It is time to smash the myth that the U.S. financial crisis will cause any recovery from the current recession to be slow and unimpressive. In fact, history tells us the opposite.
It may surprise readers to learn that during the Great Depression, after collapsing from 1929-1933, our economy actually expanded sharply from 1934-1937 (industrial production regained its prior peak), declined during 1937- early 1938, then began another robust recovery that lasted beyond the end of World War II.
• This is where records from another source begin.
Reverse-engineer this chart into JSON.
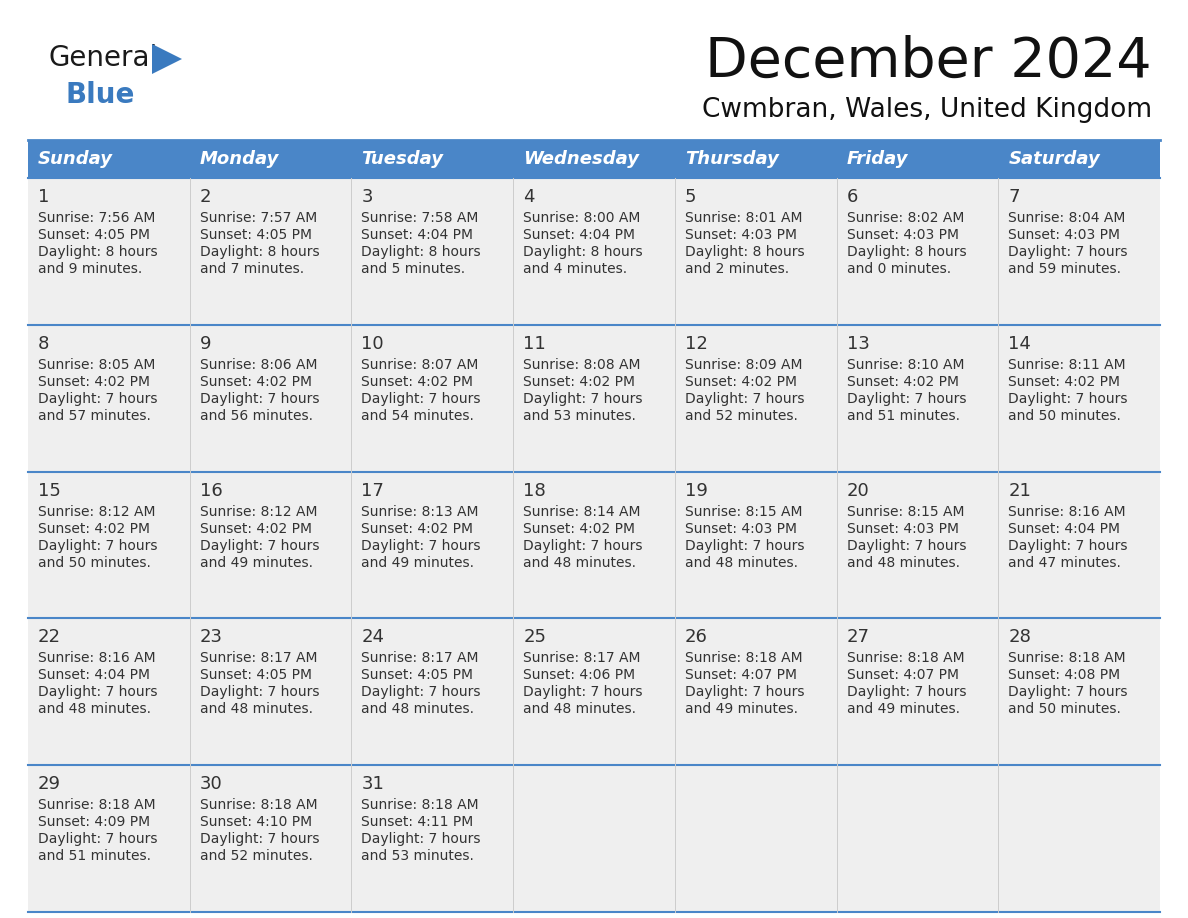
{
  "title": "December 2024",
  "subtitle": "Cwmbran, Wales, United Kingdom",
  "header_color": "#4a86c8",
  "header_text_color": "#ffffff",
  "row_bg_color": "#efefef",
  "border_color": "#4a86c8",
  "grid_color": "#bbbbbb",
  "text_color": "#333333",
  "days_of_week": [
    "Sunday",
    "Monday",
    "Tuesday",
    "Wednesday",
    "Thursday",
    "Friday",
    "Saturday"
  ],
  "weeks": [
    [
      {
        "day": 1,
        "sunrise": "7:56 AM",
        "sunset": "4:05 PM",
        "daylight_line1": "8 hours",
        "daylight_line2": "and 9 minutes."
      },
      {
        "day": 2,
        "sunrise": "7:57 AM",
        "sunset": "4:05 PM",
        "daylight_line1": "8 hours",
        "daylight_line2": "and 7 minutes."
      },
      {
        "day": 3,
        "sunrise": "7:58 AM",
        "sunset": "4:04 PM",
        "daylight_line1": "8 hours",
        "daylight_line2": "and 5 minutes."
      },
      {
        "day": 4,
        "sunrise": "8:00 AM",
        "sunset": "4:04 PM",
        "daylight_line1": "8 hours",
        "daylight_line2": "and 4 minutes."
      },
      {
        "day": 5,
        "sunrise": "8:01 AM",
        "sunset": "4:03 PM",
        "daylight_line1": "8 hours",
        "daylight_line2": "and 2 minutes."
      },
      {
        "day": 6,
        "sunrise": "8:02 AM",
        "sunset": "4:03 PM",
        "daylight_line1": "8 hours",
        "daylight_line2": "and 0 minutes."
      },
      {
        "day": 7,
        "sunrise": "8:04 AM",
        "sunset": "4:03 PM",
        "daylight_line1": "7 hours",
        "daylight_line2": "and 59 minutes."
      }
    ],
    [
      {
        "day": 8,
        "sunrise": "8:05 AM",
        "sunset": "4:02 PM",
        "daylight_line1": "7 hours",
        "daylight_line2": "and 57 minutes."
      },
      {
        "day": 9,
        "sunrise": "8:06 AM",
        "sunset": "4:02 PM",
        "daylight_line1": "7 hours",
        "daylight_line2": "and 56 minutes."
      },
      {
        "day": 10,
        "sunrise": "8:07 AM",
        "sunset": "4:02 PM",
        "daylight_line1": "7 hours",
        "daylight_line2": "and 54 minutes."
      },
      {
        "day": 11,
        "sunrise": "8:08 AM",
        "sunset": "4:02 PM",
        "daylight_line1": "7 hours",
        "daylight_line2": "and 53 minutes."
      },
      {
        "day": 12,
        "sunrise": "8:09 AM",
        "sunset": "4:02 PM",
        "daylight_line1": "7 hours",
        "daylight_line2": "and 52 minutes."
      },
      {
        "day": 13,
        "sunrise": "8:10 AM",
        "sunset": "4:02 PM",
        "daylight_line1": "7 hours",
        "daylight_line2": "and 51 minutes."
      },
      {
        "day": 14,
        "sunrise": "8:11 AM",
        "sunset": "4:02 PM",
        "daylight_line1": "7 hours",
        "daylight_line2": "and 50 minutes."
      }
    ],
    [
      {
        "day": 15,
        "sunrise": "8:12 AM",
        "sunset": "4:02 PM",
        "daylight_line1": "7 hours",
        "daylight_line2": "and 50 minutes."
      },
      {
        "day": 16,
        "sunrise": "8:12 AM",
        "sunset": "4:02 PM",
        "daylight_line1": "7 hours",
        "daylight_line2": "and 49 minutes."
      },
      {
        "day": 17,
        "sunrise": "8:13 AM",
        "sunset": "4:02 PM",
        "daylight_line1": "7 hours",
        "daylight_line2": "and 49 minutes."
      },
      {
        "day": 18,
        "sunrise": "8:14 AM",
        "sunset": "4:02 PM",
        "daylight_line1": "7 hours",
        "daylight_line2": "and 48 minutes."
      },
      {
        "day": 19,
        "sunrise": "8:15 AM",
        "sunset": "4:03 PM",
        "daylight_line1": "7 hours",
        "daylight_line2": "and 48 minutes."
      },
      {
        "day": 20,
        "sunrise": "8:15 AM",
        "sunset": "4:03 PM",
        "daylight_line1": "7 hours",
        "daylight_line2": "and 48 minutes."
      },
      {
        "day": 21,
        "sunrise": "8:16 AM",
        "sunset": "4:04 PM",
        "daylight_line1": "7 hours",
        "daylight_line2": "and 47 minutes."
      }
    ],
    [
      {
        "day": 22,
        "sunrise": "8:16 AM",
        "sunset": "4:04 PM",
        "daylight_line1": "7 hours",
        "daylight_line2": "and 48 minutes."
      },
      {
        "day": 23,
        "sunrise": "8:17 AM",
        "sunset": "4:05 PM",
        "daylight_line1": "7 hours",
        "daylight_line2": "and 48 minutes."
      },
      {
        "day": 24,
        "sunrise": "8:17 AM",
        "sunset": "4:05 PM",
        "daylight_line1": "7 hours",
        "daylight_line2": "and 48 minutes."
      },
      {
        "day": 25,
        "sunrise": "8:17 AM",
        "sunset": "4:06 PM",
        "daylight_line1": "7 hours",
        "daylight_line2": "and 48 minutes."
      },
      {
        "day": 26,
        "sunrise": "8:18 AM",
        "sunset": "4:07 PM",
        "daylight_line1": "7 hours",
        "daylight_line2": "and 49 minutes."
      },
      {
        "day": 27,
        "sunrise": "8:18 AM",
        "sunset": "4:07 PM",
        "daylight_line1": "7 hours",
        "daylight_line2": "and 49 minutes."
      },
      {
        "day": 28,
        "sunrise": "8:18 AM",
        "sunset": "4:08 PM",
        "daylight_line1": "7 hours",
        "daylight_line2": "and 50 minutes."
      }
    ],
    [
      {
        "day": 29,
        "sunrise": "8:18 AM",
        "sunset": "4:09 PM",
        "daylight_line1": "7 hours",
        "daylight_line2": "and 51 minutes."
      },
      {
        "day": 30,
        "sunrise": "8:18 AM",
        "sunset": "4:10 PM",
        "daylight_line1": "7 hours",
        "daylight_line2": "and 52 minutes."
      },
      {
        "day": 31,
        "sunrise": "8:18 AM",
        "sunset": "4:11 PM",
        "daylight_line1": "7 hours",
        "daylight_line2": "and 53 minutes."
      },
      null,
      null,
      null,
      null
    ]
  ]
}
As summarized by Christina Romer, Chairperson of the Obama administration's Council of Economic Advisers, the early 1930s saw the failure of nearly half the nation's financial institutions, yet the recovery years of 1934-1936 displayed increases in real GDP of 11%, 9% and 13%, respectively and the unemployment rate fell from 25% to about 15% during that period. Clearly, that financial crisis, which was far worse than that of today, did not prevent our economy from recovering rapidly.
During 1937- early 1938, our economy fell into another decline. Most monetary economists, like Milton Friedman, Anna J. Schwartz and Allan Meltzer, placed blame for this on the Federal Reserve Board, which tightened money by raising banks' reserve requirements in late 1936. Keynesian economists, like Paul Krugman, tend to blame the federal government's cutting back on fiscal stimulus, which also occurred. Christina Romer sides with the monetarists in crediting the subsequent expansion of the money supply with pulling us out of the Depression, while stating recently that the New Deal was too small a program to have been effective. She points out that the current stimulus package's fiscal effect is about twice the size of FDR's New Deal, as a percentage of GDP, and will last twice as long.
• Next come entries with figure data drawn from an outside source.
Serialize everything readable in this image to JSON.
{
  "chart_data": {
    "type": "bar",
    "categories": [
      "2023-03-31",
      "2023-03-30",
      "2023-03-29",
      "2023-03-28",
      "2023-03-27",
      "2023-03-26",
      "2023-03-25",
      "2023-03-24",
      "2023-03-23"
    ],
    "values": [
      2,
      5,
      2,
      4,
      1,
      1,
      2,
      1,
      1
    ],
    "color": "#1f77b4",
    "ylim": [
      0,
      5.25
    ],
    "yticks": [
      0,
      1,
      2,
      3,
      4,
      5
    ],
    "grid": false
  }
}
By 1938-1939, fiscal and monetary policy had turned expansionary, again, and the economy expanded rapidly through and beyond the Second World War. Examination of economic data from the Great Depression and its aftermath shows that a financial crisis can cause an economic calamity, but there is no evidence that recovery from such a debacle is necessarily sluggish, indeed the evidence is to the contrary.
Due to the cloud of pessimism overhanging our national outlook as expressed by most observers, I look for the nascent economic recovery to surprise on the upside. In other words, a chicken in every pot, as the economy moves from cold to hot.